Rasa suka itu terucap langsung dari mulut Celine, membuktikan bahwa Gabriel sudah kalah sejak awal.
"Kurang ajar banget sial, nyuri start mulu," Ia berbalik pergi. "Apa yang dilihat Celine dari pria ini sih?"
***
Celine membuka matanya perlahan, kepalanya sudah jauh lebih ringan dari yang dia rasakan terakhir kali. Ia menarik napas panjang, menahannya beberapa detik kemudian menghembuskannya perlahan. Senyum simpul terpatri di wajahnya. Seperti ada sesuatu yang membuat beban di pundaknya berkurang.
"Bagaimana perasaanmu, sudah jauh lebih baik?" Ares menyibak tirai pembatas, ia membawa nampan makanan di tangannya. Sebuah roti tawar dan potongan buah yang dibentuk rapi. Terlalu monoton di mata Celine dan tidak menggugah selera.
"Kamu tidur cukup lama ya, sampai pukul setengah tiga. Banyak sekali jam pelajaran yang kamu lewatkan, sekarang makan dulu biar ada tenaga untuk kuis berikutnya," katanya dengan nada menyindir. Celine tertawa pendek, mengulum bibirnya dengan mata yang bergerak liar ke kanan dan ke kiri. Tidak sanggup berpikir, kenapa Ares berada di UKS, bersamanya.
"A–Aku,"
"Makan aja!" potong Ares tidak mau ditolak.
Celine juga tidak berniat menolak, kesempatan disodori makanan oleh orang yang dia suka tidak akan dilewatkan. Ia menerima nampan itu dengan bibir bergetar malu, mengambil roti tawar dan menggigitnya.

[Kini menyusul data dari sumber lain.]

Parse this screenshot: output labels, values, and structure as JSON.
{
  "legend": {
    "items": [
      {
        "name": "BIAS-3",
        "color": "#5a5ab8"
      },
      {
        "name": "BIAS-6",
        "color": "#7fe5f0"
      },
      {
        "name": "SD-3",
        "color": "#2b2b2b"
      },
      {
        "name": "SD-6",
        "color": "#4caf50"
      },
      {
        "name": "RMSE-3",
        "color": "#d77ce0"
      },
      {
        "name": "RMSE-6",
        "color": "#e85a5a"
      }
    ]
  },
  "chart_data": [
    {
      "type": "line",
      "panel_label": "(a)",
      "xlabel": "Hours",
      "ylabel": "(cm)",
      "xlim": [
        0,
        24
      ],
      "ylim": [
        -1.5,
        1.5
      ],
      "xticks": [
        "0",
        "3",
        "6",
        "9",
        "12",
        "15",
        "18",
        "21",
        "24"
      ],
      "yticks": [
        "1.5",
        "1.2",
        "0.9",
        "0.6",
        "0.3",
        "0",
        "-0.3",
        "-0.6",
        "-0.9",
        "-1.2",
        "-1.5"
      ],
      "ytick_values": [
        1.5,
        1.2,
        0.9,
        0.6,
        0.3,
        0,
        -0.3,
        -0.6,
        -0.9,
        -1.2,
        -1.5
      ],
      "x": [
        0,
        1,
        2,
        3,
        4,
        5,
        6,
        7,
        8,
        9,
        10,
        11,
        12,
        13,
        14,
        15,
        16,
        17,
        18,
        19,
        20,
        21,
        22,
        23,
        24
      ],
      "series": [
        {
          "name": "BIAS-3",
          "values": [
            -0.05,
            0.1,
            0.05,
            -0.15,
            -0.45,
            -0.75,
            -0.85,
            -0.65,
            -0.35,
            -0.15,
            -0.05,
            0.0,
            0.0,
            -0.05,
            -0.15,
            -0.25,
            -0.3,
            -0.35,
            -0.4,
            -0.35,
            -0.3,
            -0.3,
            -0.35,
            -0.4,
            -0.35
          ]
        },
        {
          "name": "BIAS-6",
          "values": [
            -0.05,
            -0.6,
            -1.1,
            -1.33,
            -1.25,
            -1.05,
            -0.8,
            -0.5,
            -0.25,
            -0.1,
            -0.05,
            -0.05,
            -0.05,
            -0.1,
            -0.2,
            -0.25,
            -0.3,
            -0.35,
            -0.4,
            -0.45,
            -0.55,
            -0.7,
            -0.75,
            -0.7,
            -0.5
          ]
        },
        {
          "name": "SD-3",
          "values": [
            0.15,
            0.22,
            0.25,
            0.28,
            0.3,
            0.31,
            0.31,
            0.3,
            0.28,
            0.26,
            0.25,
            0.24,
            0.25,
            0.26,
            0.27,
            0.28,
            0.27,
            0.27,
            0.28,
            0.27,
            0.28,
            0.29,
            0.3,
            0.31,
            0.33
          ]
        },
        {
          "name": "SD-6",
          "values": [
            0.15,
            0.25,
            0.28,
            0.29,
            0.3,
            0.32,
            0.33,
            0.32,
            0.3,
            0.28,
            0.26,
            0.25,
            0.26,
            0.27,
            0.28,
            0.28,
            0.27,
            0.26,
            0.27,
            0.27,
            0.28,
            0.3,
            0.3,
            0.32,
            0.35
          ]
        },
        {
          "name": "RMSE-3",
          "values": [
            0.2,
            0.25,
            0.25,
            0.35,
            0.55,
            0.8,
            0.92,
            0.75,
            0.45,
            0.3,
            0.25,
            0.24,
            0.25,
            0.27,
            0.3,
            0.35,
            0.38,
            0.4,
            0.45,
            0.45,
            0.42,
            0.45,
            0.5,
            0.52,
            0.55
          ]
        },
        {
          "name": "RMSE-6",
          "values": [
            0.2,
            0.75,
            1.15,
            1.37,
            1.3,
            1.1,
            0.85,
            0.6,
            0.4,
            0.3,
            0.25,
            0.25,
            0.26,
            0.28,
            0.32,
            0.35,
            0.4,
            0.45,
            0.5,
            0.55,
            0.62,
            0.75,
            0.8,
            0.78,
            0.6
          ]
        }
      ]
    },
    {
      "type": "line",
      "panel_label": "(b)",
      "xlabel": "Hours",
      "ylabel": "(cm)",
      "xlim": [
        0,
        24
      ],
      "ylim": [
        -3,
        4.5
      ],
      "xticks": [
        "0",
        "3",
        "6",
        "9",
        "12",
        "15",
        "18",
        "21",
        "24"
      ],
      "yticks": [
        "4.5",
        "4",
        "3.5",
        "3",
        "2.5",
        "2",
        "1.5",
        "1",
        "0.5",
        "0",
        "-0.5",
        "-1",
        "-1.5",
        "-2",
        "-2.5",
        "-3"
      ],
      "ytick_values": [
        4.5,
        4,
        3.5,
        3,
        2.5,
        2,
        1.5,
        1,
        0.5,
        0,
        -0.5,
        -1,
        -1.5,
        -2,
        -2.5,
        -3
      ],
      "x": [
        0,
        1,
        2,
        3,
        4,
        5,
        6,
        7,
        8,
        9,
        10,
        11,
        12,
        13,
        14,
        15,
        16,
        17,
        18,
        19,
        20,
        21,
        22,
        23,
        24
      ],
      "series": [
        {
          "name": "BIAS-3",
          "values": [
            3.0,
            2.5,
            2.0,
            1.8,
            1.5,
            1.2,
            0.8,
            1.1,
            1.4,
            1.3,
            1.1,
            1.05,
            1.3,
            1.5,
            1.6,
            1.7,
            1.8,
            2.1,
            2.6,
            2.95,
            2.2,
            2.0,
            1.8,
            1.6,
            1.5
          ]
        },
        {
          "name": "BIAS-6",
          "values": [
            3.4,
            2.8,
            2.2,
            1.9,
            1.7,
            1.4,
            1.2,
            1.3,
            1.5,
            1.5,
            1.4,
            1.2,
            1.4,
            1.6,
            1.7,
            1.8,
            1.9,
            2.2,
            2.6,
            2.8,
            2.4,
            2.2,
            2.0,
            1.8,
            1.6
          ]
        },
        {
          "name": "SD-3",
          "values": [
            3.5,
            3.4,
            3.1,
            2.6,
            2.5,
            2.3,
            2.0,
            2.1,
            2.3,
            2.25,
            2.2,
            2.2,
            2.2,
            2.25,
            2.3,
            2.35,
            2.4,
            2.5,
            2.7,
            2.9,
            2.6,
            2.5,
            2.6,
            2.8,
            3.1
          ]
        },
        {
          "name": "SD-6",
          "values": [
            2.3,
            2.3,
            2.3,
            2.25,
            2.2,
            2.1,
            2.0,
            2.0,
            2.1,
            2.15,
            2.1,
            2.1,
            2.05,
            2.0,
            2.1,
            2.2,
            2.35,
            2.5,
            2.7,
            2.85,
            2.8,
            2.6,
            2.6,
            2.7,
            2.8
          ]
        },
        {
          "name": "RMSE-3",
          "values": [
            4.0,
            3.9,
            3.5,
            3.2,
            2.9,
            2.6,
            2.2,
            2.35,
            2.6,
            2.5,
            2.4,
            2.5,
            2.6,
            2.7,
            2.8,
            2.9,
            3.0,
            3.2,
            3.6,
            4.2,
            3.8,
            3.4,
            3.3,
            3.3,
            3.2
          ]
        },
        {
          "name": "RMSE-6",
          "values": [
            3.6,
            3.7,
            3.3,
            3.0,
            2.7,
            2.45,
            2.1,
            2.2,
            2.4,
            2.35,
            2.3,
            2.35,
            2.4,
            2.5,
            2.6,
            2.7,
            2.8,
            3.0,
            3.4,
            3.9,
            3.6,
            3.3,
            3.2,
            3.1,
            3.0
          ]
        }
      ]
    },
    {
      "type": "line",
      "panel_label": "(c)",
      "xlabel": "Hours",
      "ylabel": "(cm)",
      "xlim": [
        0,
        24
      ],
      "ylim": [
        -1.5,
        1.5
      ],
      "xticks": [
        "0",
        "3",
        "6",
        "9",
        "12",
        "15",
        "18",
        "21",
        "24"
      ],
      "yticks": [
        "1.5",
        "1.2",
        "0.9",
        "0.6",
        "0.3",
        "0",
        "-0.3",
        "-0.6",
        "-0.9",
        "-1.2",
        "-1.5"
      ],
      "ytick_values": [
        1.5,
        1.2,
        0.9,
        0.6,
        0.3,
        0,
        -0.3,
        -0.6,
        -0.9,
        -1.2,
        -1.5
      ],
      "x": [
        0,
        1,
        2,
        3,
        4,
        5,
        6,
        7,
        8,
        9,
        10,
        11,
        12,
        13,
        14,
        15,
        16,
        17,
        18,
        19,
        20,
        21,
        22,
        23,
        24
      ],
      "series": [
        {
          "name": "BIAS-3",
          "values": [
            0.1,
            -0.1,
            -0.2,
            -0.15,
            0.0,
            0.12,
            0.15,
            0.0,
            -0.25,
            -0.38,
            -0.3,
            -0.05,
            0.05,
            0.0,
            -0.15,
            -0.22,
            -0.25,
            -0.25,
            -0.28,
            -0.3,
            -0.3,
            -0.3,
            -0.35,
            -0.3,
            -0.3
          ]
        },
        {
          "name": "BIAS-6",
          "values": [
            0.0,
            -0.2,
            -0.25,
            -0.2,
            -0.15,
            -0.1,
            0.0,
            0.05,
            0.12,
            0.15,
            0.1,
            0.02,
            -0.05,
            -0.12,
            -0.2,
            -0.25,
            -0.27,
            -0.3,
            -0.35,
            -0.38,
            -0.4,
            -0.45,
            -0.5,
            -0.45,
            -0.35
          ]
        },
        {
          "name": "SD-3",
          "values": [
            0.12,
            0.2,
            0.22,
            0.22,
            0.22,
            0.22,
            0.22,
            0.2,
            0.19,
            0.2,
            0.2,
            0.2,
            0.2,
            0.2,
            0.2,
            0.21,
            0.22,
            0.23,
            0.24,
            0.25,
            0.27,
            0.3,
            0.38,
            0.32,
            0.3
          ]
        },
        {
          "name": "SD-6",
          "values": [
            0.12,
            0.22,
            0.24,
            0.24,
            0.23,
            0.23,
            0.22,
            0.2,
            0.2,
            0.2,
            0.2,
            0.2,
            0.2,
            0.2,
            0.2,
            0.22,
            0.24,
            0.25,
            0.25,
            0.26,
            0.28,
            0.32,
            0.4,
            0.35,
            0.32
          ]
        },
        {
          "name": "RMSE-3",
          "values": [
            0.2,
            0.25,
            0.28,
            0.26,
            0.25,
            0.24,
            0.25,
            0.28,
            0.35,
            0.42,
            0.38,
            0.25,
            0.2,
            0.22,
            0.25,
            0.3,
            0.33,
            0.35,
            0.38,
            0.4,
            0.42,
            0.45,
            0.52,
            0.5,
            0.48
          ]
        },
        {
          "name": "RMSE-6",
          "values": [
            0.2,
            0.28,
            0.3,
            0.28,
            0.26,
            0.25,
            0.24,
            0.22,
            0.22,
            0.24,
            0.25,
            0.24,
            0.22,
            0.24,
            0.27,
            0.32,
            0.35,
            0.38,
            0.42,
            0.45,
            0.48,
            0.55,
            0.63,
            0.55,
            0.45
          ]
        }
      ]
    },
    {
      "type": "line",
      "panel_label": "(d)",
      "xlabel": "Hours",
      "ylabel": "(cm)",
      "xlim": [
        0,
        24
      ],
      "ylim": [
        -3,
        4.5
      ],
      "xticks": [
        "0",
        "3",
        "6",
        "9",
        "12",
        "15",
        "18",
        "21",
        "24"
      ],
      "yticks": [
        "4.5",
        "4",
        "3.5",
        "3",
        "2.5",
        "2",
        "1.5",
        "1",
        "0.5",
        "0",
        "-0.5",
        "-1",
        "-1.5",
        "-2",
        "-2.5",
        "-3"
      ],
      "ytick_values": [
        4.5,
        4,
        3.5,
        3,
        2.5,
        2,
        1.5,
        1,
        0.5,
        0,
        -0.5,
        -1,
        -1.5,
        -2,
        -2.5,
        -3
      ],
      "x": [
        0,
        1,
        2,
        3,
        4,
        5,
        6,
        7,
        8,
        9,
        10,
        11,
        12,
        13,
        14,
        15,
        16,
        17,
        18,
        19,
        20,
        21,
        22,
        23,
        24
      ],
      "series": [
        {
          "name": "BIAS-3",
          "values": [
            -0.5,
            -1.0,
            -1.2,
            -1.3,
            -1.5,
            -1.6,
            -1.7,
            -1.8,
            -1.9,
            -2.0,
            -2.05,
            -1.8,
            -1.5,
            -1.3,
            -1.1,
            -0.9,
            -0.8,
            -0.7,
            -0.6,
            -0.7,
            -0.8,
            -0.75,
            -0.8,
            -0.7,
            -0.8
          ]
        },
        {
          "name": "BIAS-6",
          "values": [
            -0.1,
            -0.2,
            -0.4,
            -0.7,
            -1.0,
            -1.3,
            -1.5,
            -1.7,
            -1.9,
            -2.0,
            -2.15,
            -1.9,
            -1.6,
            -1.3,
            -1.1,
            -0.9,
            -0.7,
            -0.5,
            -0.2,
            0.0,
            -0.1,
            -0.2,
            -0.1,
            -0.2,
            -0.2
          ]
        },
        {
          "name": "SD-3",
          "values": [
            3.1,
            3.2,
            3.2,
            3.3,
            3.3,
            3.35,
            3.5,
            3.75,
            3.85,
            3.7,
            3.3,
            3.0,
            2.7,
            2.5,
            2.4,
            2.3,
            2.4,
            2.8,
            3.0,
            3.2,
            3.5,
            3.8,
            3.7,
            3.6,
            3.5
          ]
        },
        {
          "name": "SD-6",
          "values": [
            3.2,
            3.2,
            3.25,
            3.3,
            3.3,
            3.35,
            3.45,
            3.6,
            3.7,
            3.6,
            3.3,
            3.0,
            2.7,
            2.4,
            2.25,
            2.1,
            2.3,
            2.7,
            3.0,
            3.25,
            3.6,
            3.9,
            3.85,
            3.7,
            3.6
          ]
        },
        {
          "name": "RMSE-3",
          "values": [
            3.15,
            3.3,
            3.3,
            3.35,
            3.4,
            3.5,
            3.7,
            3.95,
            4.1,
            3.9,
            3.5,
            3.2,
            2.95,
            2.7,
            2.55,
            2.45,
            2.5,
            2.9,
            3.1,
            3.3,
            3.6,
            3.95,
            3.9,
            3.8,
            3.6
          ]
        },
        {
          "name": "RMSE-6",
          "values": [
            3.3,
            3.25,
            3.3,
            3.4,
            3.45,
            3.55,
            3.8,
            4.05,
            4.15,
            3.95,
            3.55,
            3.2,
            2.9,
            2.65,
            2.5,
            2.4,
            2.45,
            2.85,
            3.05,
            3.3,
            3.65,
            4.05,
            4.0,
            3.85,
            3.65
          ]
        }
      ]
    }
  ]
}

"Ini enak," ujarnya bohong, roti ini tidak memiliki rasa. Dia meraih segelas susu putih dan meneguknya.
"Maaf merepotkan."
Ares menggeleng, ia duduk di bangku. Memperhatikan Celine yang makan terlampau hati-hati, seolah kesalahan kecil saja akan membuat Ares memutar badannya, berlalu pergi meninggalkannya seorang diri.
"Kamu yang membawaku ke sini?"
"Siapa lagi?" Ares balik bertanya.
"Makasih," kata Celine tulus.
Ares berdehem singkat, ia bangkit berdiri dan menatap Celine dari atas ke bawah. Seolah menilai. "Kamu di sini saja, aku akan memberitahu guru mata pelajaran selanjutnya. Kalau enggak, hubungi saja orang tuamu untuk menjemput. Kurasa kamu butuh istirahat lebih banyak." ujarnya.
Celine mengangguk saja, rona samar tersampir di pipinya. Dia peduli padaku? pikirnya.